Reconnaissons ensemble que l'acte d'écrire est déjà en lui seul un acte politique en ce que l'écrivain s'exprime le plus souvent dans la transgression de l'opinion dominante. C'est par son positionnement indépendant et solidaire des peuples dominés à qui les injustices sont réservées qu'Édouard Glissant nous a donné l'exemple de celui qui s'obstine à faire triompher la Beauté de la contestation, celle qui édifie l'Histoire et relève la dignité des démunis. Les combats du mouvement de la Négritude étaient alors déjà compris dans la composition de ce que je peux observer comme la première partie de son œuvre.
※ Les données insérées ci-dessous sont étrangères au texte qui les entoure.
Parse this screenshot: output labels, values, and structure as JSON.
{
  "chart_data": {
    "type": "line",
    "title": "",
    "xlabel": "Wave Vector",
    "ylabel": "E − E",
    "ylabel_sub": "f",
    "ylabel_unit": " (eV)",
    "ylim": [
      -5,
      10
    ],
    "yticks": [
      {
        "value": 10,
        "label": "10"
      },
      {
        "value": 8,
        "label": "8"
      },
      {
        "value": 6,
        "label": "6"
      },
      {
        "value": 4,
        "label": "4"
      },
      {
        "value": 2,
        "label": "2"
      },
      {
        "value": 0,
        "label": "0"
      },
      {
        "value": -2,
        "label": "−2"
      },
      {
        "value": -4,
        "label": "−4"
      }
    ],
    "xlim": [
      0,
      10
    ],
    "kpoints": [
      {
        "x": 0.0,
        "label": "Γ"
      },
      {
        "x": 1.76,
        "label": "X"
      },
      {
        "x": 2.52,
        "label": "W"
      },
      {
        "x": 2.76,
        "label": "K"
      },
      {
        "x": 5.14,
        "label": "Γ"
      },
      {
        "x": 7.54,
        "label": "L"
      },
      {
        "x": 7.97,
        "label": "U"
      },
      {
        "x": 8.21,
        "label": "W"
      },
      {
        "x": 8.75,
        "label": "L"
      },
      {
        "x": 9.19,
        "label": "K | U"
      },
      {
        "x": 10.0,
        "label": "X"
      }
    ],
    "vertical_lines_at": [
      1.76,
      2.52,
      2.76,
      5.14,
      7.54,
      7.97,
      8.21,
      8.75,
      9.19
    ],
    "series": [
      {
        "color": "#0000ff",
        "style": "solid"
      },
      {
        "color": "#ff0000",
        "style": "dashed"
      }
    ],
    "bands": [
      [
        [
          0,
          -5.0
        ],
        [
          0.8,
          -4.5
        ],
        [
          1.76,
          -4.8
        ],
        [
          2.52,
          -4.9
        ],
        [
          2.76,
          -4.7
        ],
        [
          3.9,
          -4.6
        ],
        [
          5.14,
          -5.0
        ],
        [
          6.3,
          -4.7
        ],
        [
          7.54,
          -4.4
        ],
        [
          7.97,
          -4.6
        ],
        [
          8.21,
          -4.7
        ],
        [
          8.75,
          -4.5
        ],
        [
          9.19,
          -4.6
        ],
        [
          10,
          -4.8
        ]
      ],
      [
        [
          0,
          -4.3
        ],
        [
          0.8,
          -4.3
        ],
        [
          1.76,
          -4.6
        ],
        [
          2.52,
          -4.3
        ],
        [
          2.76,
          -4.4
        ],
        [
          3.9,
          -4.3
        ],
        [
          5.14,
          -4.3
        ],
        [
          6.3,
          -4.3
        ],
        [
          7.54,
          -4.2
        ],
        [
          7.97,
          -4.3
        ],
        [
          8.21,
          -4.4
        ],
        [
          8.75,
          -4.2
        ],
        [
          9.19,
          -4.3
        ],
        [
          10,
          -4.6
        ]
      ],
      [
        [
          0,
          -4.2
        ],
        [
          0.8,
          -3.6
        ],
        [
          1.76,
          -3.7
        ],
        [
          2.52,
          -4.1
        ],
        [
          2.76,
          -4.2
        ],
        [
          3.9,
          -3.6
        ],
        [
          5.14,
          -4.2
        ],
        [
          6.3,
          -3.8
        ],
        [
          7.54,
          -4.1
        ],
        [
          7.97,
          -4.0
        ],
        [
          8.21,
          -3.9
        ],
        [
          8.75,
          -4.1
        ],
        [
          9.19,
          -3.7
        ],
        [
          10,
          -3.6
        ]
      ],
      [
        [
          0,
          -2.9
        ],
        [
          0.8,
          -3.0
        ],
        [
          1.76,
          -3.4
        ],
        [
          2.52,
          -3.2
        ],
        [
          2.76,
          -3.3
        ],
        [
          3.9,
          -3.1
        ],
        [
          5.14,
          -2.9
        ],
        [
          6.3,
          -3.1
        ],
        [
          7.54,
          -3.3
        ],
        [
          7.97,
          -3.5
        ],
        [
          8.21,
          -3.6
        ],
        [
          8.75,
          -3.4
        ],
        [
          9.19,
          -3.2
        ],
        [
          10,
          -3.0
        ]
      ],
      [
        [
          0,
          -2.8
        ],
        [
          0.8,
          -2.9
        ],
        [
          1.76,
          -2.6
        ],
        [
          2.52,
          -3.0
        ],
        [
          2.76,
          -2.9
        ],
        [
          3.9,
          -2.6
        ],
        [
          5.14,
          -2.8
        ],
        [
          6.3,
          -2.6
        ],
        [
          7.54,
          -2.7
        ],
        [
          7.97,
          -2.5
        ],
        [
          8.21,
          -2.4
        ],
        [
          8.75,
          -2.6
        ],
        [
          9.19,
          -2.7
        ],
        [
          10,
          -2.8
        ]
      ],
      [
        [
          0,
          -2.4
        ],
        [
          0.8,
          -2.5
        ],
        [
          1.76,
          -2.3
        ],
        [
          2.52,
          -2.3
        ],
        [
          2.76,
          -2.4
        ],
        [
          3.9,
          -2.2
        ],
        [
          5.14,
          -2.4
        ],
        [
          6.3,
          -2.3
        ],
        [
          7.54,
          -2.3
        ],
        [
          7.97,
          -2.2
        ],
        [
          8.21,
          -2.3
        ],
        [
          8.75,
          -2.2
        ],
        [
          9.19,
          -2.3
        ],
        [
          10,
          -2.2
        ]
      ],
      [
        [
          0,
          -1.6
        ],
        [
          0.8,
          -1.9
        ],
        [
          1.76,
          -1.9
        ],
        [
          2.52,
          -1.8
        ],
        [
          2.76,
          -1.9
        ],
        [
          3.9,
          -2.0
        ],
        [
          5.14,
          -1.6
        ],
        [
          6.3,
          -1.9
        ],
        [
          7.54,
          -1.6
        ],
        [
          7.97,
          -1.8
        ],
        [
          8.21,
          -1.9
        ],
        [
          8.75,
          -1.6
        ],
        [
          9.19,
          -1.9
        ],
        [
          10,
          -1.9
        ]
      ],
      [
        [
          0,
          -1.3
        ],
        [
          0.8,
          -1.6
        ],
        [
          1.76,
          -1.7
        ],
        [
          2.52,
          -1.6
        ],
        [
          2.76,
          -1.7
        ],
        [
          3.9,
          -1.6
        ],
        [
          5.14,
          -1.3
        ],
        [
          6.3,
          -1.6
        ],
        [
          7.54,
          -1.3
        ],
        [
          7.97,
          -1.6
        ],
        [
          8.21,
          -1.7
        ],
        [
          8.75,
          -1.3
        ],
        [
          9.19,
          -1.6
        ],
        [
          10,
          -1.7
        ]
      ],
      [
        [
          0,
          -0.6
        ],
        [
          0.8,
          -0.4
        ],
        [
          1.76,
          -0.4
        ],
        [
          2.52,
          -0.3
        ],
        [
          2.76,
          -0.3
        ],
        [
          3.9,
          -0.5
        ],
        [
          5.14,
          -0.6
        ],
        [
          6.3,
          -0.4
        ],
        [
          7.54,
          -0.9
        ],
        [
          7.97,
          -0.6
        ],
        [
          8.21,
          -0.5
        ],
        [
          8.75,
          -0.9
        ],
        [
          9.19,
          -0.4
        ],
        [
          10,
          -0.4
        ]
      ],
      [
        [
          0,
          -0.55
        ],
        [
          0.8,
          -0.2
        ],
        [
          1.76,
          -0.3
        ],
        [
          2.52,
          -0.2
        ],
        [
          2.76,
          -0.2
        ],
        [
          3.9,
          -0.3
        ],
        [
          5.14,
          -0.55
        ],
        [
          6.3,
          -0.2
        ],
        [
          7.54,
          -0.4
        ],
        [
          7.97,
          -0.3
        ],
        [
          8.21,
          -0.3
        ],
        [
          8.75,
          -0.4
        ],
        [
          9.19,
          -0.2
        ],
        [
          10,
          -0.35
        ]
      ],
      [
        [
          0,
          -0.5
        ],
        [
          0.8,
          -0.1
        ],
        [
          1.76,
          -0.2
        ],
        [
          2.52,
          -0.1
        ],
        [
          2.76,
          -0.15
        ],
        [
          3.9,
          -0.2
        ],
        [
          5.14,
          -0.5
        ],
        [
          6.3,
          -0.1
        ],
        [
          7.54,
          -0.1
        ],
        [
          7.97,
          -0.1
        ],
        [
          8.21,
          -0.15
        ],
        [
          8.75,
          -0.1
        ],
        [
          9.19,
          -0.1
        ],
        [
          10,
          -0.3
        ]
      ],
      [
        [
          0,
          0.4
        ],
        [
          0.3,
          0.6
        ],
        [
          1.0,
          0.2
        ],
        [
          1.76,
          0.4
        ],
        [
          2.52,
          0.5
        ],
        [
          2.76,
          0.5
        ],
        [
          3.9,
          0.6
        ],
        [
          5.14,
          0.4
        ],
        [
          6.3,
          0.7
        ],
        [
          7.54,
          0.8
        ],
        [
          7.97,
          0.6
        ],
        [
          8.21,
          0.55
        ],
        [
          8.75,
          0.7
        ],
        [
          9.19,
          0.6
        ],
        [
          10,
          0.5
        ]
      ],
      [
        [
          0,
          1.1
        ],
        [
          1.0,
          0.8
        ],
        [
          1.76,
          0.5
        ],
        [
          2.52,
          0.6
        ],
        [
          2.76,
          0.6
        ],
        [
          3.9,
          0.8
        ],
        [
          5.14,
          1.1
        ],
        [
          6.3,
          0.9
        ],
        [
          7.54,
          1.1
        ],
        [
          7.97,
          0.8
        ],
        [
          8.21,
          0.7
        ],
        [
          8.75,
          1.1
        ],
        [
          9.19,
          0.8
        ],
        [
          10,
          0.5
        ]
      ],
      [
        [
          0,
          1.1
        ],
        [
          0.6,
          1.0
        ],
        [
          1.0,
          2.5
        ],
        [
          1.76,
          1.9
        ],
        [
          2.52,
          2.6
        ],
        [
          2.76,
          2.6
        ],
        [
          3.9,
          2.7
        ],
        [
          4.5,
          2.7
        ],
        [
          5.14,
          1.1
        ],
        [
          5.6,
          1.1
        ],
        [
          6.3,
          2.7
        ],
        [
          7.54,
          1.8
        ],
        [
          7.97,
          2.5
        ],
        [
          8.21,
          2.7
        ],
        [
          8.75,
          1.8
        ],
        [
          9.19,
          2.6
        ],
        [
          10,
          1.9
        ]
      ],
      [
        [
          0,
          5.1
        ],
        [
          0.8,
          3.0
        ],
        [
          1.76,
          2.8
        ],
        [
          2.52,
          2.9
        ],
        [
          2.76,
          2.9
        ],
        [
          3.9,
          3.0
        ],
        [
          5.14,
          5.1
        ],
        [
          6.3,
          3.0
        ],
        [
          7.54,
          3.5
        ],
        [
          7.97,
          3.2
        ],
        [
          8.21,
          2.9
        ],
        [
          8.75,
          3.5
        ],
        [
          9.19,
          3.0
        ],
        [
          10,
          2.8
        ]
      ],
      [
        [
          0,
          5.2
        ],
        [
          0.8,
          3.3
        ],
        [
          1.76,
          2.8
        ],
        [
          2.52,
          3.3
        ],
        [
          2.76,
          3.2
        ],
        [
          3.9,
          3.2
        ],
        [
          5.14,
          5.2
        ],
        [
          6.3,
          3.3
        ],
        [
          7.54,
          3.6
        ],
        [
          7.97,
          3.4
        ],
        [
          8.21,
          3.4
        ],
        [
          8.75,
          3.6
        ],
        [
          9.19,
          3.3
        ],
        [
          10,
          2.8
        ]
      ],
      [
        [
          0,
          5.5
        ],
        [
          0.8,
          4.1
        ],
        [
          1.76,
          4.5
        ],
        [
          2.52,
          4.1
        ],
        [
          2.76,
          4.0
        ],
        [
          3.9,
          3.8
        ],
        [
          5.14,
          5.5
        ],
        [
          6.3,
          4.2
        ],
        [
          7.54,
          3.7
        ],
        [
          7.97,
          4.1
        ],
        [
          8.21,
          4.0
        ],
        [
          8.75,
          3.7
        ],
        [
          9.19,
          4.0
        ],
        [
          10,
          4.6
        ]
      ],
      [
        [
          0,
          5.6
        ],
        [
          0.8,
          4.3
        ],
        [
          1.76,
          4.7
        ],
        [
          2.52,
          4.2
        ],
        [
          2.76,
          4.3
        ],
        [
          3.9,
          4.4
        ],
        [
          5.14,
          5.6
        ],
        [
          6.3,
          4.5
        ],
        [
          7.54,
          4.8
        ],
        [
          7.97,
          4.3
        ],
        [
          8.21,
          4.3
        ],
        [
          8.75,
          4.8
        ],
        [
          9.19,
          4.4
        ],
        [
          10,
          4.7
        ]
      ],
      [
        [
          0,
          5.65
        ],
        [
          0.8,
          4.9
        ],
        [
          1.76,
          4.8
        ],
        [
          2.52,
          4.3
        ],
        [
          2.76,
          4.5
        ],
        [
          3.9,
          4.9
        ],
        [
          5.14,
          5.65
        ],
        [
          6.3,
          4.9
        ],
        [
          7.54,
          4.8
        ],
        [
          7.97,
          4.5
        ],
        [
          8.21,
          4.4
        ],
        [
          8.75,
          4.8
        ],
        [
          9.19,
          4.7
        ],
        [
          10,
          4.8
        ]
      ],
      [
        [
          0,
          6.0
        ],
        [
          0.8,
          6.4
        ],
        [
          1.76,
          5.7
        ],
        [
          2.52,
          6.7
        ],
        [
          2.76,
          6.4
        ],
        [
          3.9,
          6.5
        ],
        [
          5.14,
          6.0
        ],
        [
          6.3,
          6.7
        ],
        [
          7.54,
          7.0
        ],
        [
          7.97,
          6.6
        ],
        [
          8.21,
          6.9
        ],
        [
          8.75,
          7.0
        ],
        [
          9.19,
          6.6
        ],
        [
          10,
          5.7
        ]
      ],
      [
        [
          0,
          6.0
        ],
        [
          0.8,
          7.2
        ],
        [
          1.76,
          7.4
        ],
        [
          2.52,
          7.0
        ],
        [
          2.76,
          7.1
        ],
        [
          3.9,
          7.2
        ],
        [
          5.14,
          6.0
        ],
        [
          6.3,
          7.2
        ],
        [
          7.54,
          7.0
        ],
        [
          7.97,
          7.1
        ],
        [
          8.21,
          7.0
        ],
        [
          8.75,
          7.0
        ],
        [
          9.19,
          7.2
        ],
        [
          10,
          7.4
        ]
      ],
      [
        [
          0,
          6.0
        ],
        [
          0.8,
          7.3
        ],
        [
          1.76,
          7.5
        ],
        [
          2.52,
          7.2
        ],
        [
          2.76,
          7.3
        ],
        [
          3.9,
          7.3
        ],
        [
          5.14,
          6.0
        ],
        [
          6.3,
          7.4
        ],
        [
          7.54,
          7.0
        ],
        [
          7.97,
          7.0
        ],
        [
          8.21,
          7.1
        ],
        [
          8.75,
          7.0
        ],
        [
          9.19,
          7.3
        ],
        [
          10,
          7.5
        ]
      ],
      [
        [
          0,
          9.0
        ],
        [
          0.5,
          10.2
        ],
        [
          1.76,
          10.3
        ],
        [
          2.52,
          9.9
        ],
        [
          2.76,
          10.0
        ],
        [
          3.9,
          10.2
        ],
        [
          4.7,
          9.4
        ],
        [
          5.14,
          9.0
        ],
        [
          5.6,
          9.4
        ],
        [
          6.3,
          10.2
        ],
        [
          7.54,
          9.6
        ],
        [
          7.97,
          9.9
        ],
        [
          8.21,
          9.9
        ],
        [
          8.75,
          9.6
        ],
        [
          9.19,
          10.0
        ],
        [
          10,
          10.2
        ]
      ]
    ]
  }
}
E. Glissant, se démarquant toutefois des adhérences ataviques que l'on pourrait trouver à ce mouvement intellectuel, en conservera une force d'attaque qu'il tournera en création originale notamment en présentant sa thèse de doctorat Ès-Lettres _"Le Discours Antillais"_ qui s'est véritablement imposée à ses pairs universitaires de l'époque qui la reconnaîtront dirions-nous inattaquable !
La deuxième partie de l’œuvre du poète serait l'apaisement relatif des feux nourris qui consacrèrent aux ardues victoires répétées des premiers temps, on pourrait alors trouver chez "Le Vieux Guerrier" comme une vigilance en plénitude éveillée. L'homme, ou tout au moins ce "Massif littéraire" (neuf fois nobélisable) qui par la suite créera l'Institut du Tout-Monde (ITM) échappa à l'institutionnalisation de sa pensée d'éveilleur de consciences, à la sacralité de son écriture-monde, à la pétrification de son "professorat anticolonial" contemporain. En effet, je me réjouis que tout ceci finalement n'ait pas eu lieu, même si je me serai réjouis tout autant qu'il accéda de son vivant à son million d'euros.
Désormais l’Institut du Tout-Monde ne devra pas seulement tenir compte de la dimension poétique suprême d’Édouard Glissant et de son étendue philosophique, mais aussi il lui sera salutaire de ne pas perdre de vue et de protéger la clef de voûte de son architecture personnelle : La résistance ; _physique, intellectuelle, esthétique (tailleur-sculpteur dans le roc de la langue française) et politique ("Je crois en l'avenir des petits pays"- disait-il) _et ce pour ne pas que l'ITM se laisse glisser vers le délicieux piège des mondanités parisiennes attendues.
Depuis la disparition, je dirais maintenant d’Édouard, pas un jour qui m'est accordé ne passe sans que sa pensée libératrice n'entre dans la composition de la mienne pour aller en quête du tremblement du monde _comme il disait aussi qu'y naître est d'une épuisante splendeur_ pour repousser les formes renouvelées des dominations, le colonialisme français ayant démocratiquement repris _tout récemment encore_du service et de plus belle cf Mayotte par exemple.
Mais je reste confiant, car les solidarités du peuple français et internationales existent et augmentent le besoin de liberté de tous.
" Là où les pays opprimés et qui se battent ont la générosité de s'ouvrir à l'Autre, l'espoir de tous se maintient". (E. Glissant in "La cohée du Lamentin").